The proximate trigger of the clashes appears to be a battle for primacy between different factions of the Syrian army. Russia favors Suheil Hassan, a commander whose rise to prominence began in 2013 and reached new heights after Moscow’s intervention in late 2015. Hassan’s personal regiment, the Tiger Forces, have since been incorporated into the Fifth Corps, a Russian-trained unit that has become one of the country’s most cohesive.

Iran, meanwhile, has chosen to back the Fourth Armored Division of Maher al-Assad, the brother of President Bashar al-Assad.

Each side has an array of supporting forces in the country: Russia with its military police and Wagner paramilitary mercenaries, and Iran with a vast array of local and foreign Shiite militia fighters.

Russian Deputy Foreign Minister Sergei Ryabkov caused a stir on January 25 when, speaking shortly after the reported clashes, he refuted the notion that Russia and Iran were allies, saying, “We have simply worked together.”

While it is usually not stated so bluntly, Moscow and Tehran have long diverged in their goals and approaches in Syria. Iran favors changing the demographic make-up of Syria in key areas (rumored to be a cause of the January infighting). It seeks to implant its various proxy militias into the structure of the reforged Syrian state, as in the way of the Hashd al-Shaabi, or Popular Mobilization Force, in neighboring Iraq. Above all, it wants to build Syria into a base of operations for a new confrontation with Israel.

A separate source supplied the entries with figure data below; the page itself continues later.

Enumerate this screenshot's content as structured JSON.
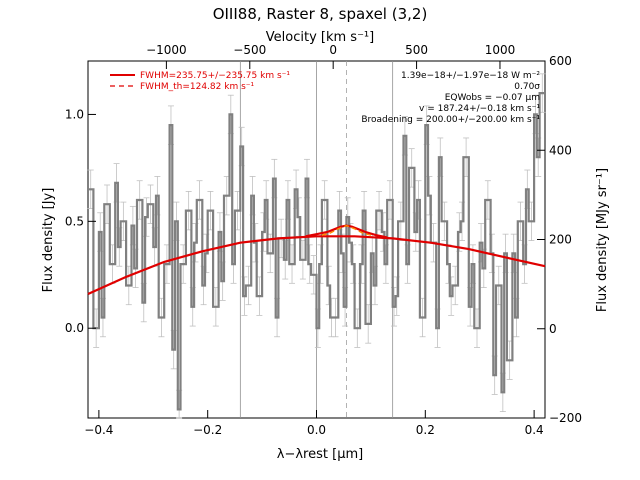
{
  "chart_data": {
    "type": "line",
    "title": "OIII88, Raster 8, spaxel (3,2)",
    "xlabel": "λ−λrest [μm]",
    "ylabel": "Flux density [Jy]",
    "y2label": "Flux density [MJy sr⁻¹]",
    "x2label": "Velocity [km s⁻¹]",
    "xlim": [
      -0.42,
      0.42
    ],
    "ylim": [
      -0.42,
      1.25
    ],
    "y2lim": [
      -200,
      600
    ],
    "x2lim": [
      -1470,
      1270
    ],
    "x_ticks": [
      "−0.4",
      "−0.2",
      "0.0",
      "0.2",
      "0.4"
    ],
    "y_ticks": [
      "0.0",
      "0.5",
      "1.0"
    ],
    "y2_ticks": [
      "−200",
      "0",
      "200",
      "400",
      "600"
    ],
    "x2_ticks": [
      "−1000",
      "−500",
      "0",
      "500",
      "1000"
    ],
    "vertical_lines": [
      -0.14,
      0.0,
      0.14
    ],
    "dashed_line_x": 0.055,
    "legend": {
      "placement": "top-left",
      "entries": [
        {
          "label": "FWHM=235.75+/−235.75 km s⁻¹",
          "style": "solid",
          "color": "#e00000"
        },
        {
          "label": "FWHM_th=124.82 km s⁻¹",
          "style": "dashed",
          "color": "#e00000"
        }
      ]
    },
    "annotations": [
      "1.39e−18+/−1.97e−18 W m⁻²",
      "0.70σ",
      "EQWobs = −0.07 μm",
      "v = 187.24+/−0.18 km s⁻¹",
      "Broadening = 200.00+/−200.00 km s⁻¹"
    ],
    "series": [
      {
        "role": "data",
        "color": "#808080",
        "style": "histogram",
        "x": [
          -0.42,
          -0.41,
          -0.4,
          -0.395,
          -0.39,
          -0.38,
          -0.37,
          -0.365,
          -0.36,
          -0.35,
          -0.34,
          -0.335,
          -0.33,
          -0.32,
          -0.315,
          -0.31,
          -0.3,
          -0.295,
          -0.29,
          -0.28,
          -0.27,
          -0.265,
          -0.26,
          -0.255,
          -0.25,
          -0.24,
          -0.23,
          -0.225,
          -0.22,
          -0.21,
          -0.205,
          -0.2,
          -0.19,
          -0.18,
          -0.175,
          -0.17,
          -0.16,
          -0.155,
          -0.15,
          -0.14,
          -0.135,
          -0.13,
          -0.12,
          -0.115,
          -0.11,
          -0.1,
          -0.095,
          -0.09,
          -0.08,
          -0.075,
          -0.07,
          -0.06,
          -0.055,
          -0.05,
          -0.04,
          -0.035,
          -0.03,
          -0.02,
          -0.015,
          -0.01,
          0.0,
          0.005,
          0.01,
          0.02,
          0.025,
          0.03,
          0.04,
          0.045,
          0.05,
          0.055,
          0.06,
          0.065,
          0.07,
          0.08,
          0.085,
          0.09,
          0.1,
          0.105,
          0.11,
          0.12,
          0.125,
          0.13,
          0.14,
          0.145,
          0.15,
          0.16,
          0.165,
          0.17,
          0.18,
          0.185,
          0.19,
          0.2,
          0.205,
          0.21,
          0.22,
          0.225,
          0.23,
          0.24,
          0.245,
          0.25,
          0.26,
          0.265,
          0.27,
          0.28,
          0.285,
          0.29,
          0.3,
          0.305,
          0.31,
          0.32,
          0.325,
          0.33,
          0.34,
          0.345,
          0.35,
          0.36,
          0.365,
          0.37,
          0.38,
          0.385,
          0.39,
          0.4,
          0.405,
          0.41
        ],
        "y": [
          0.65,
          0.0,
          0.45,
          0.05,
          0.58,
          0.3,
          0.68,
          0.38,
          0.5,
          0.2,
          0.48,
          0.28,
          0.6,
          0.12,
          0.52,
          0.58,
          0.38,
          0.62,
          0.05,
          0.3,
          0.95,
          -0.1,
          0.5,
          -0.38,
          0.3,
          0.55,
          0.1,
          0.4,
          0.6,
          0.2,
          0.35,
          0.55,
          0.1,
          0.45,
          0.22,
          0.62,
          1.0,
          0.3,
          0.55,
          0.85,
          0.15,
          0.2,
          0.62,
          0.4,
          0.15,
          0.45,
          0.6,
          0.35,
          0.7,
          0.05,
          0.42,
          0.32,
          0.6,
          0.3,
          0.65,
          0.52,
          0.32,
          0.7,
          0.3,
          0.25,
          0.0,
          0.3,
          0.6,
          0.2,
          0.05,
          0.05,
          0.55,
          0.35,
          0.1,
          0.52,
          0.4,
          0.3,
          0.0,
          0.3,
          0.55,
          0.02,
          0.35,
          0.2,
          0.55,
          0.45,
          0.3,
          0.6,
          0.1,
          0.15,
          0.5,
          0.9,
          0.3,
          0.75,
          0.45,
          0.6,
          0.05,
          0.95,
          0.62,
          0.4,
          0.0,
          0.8,
          0.5,
          0.3,
          0.15,
          0.2,
          0.45,
          0.5,
          0.8,
          0.1,
          0.3,
          0.0,
          0.4,
          0.28,
          0.6,
          0.35,
          -0.22,
          0.2,
          -0.3,
          0.35,
          -0.15,
          0.35,
          0.05,
          0.5,
          0.3,
          0.65,
          0.5,
          1.0,
          0.8,
          1.1
        ]
      },
      {
        "role": "fit-continuum",
        "color": "#e00000",
        "style": "solid",
        "x": [
          -0.42,
          -0.35,
          -0.28,
          -0.21,
          -0.14,
          -0.07,
          0.0,
          0.07,
          0.14,
          0.21,
          0.28,
          0.35,
          0.42
        ],
        "y": [
          0.16,
          0.24,
          0.31,
          0.36,
          0.4,
          0.42,
          0.43,
          0.43,
          0.42,
          0.4,
          0.37,
          0.33,
          0.29
        ]
      },
      {
        "role": "fit-line",
        "color": "#e00000",
        "style": "solid",
        "x": [
          -0.02,
          0.0,
          0.02,
          0.035,
          0.045,
          0.055,
          0.065,
          0.075,
          0.09,
          0.11,
          0.13
        ],
        "y": [
          0.43,
          0.44,
          0.45,
          0.465,
          0.475,
          0.48,
          0.475,
          0.465,
          0.45,
          0.435,
          0.425
        ]
      },
      {
        "role": "fit-line-thermal",
        "color": "#ff8c00",
        "style": "dashed",
        "x": [
          0.01,
          0.025,
          0.04,
          0.05,
          0.055,
          0.06,
          0.07,
          0.085,
          0.1
        ],
        "y": [
          0.435,
          0.445,
          0.465,
          0.475,
          0.48,
          0.475,
          0.465,
          0.445,
          0.435
        ]
      }
    ]
  }
}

Russia wants none of that. Moscow’s primary goals are to bring the conflict to a resolution by negotiating a partition of rebel-held Idlib (including the neutering of hardline groups like Hayat Tahrir al-Sham, more usually known by its HTS abbreviation) with Turkey and to prevent a large-scale Turkish-Kurdish conflict.

The Kremlin has no interest in watching a destructive new war between an Iran-led alliance and Israel breaking out, over which Moscow would have almost no control. This last point has become particularly contentious, with a high-ranking Iranian defense official recently accusing Russia of coordinating with Israel to allow the latter to strike Iranian targets in Syria.

The recent reports of Russian-Iranian tensions in Syria are not the first, however. During an alleged health scare over Assad in 2017, rumors swirled that Russian military police and Iranian militias were each occupying strategic positions in Damascus, should a sudden succession to the presidency be in the offing.

Moscow also has no love for the Assads. Russian President Vladimir Putin has never liked Bashar al-Assad and regards him as responsible for mismanaging the uprising to such a degree that he was nearly toppled. On a previous visit to Syria, Russian Defense Minister Sergei Shoigu summoned the Syrian leader to meet him, a clear signal of who was meant to be in charge. More memorably, during Putin’s December 2017 visit, Assad was physically restrained from walking beside the Russian president, with a Russian officer holding him back until he was forced to trail behind.

Iran now also seems to have been cut out of the previous troika that consisted of itself along with Russia and Turkey. Under the auspices of the Astana and Sochi negotiations, these three countries emerged as the primary dealmakers over Syria, and they still continue to meet regularly in both formats. But there has been little mention of Iran with regards to Idlib’s fate, and even less regarding that of Manbij, where Turkey seeks to expel the Syrian-Kurdish YPG. Both scenarios have been publicly discussed almost exclusively between Moscow and Ankara.

To be sure, Tehran has always been content to play a less visible role in public diplomacy over Syria, preferring instead to influence events on the ground. But it now appears to be facing issues exerting its will vis-à-vis Russia in this sphere as well.

In the first two weeks of this month, Moscow and Tehran made an attempt to paper over their differences, with Ryabkov, the Russian foreign minister, issuing a statement lauding the “effective cooperation” of Russia and Iran in restoring Syria’s territorial integrity.

But such public remarks can only do so much to cover over the evident divergence between the two as incentives to cooperate decrease. The relations between the Fourth Division and Fifth Corps, and their dispositions in central Syria, will tell a much more revealing tale in the coming months.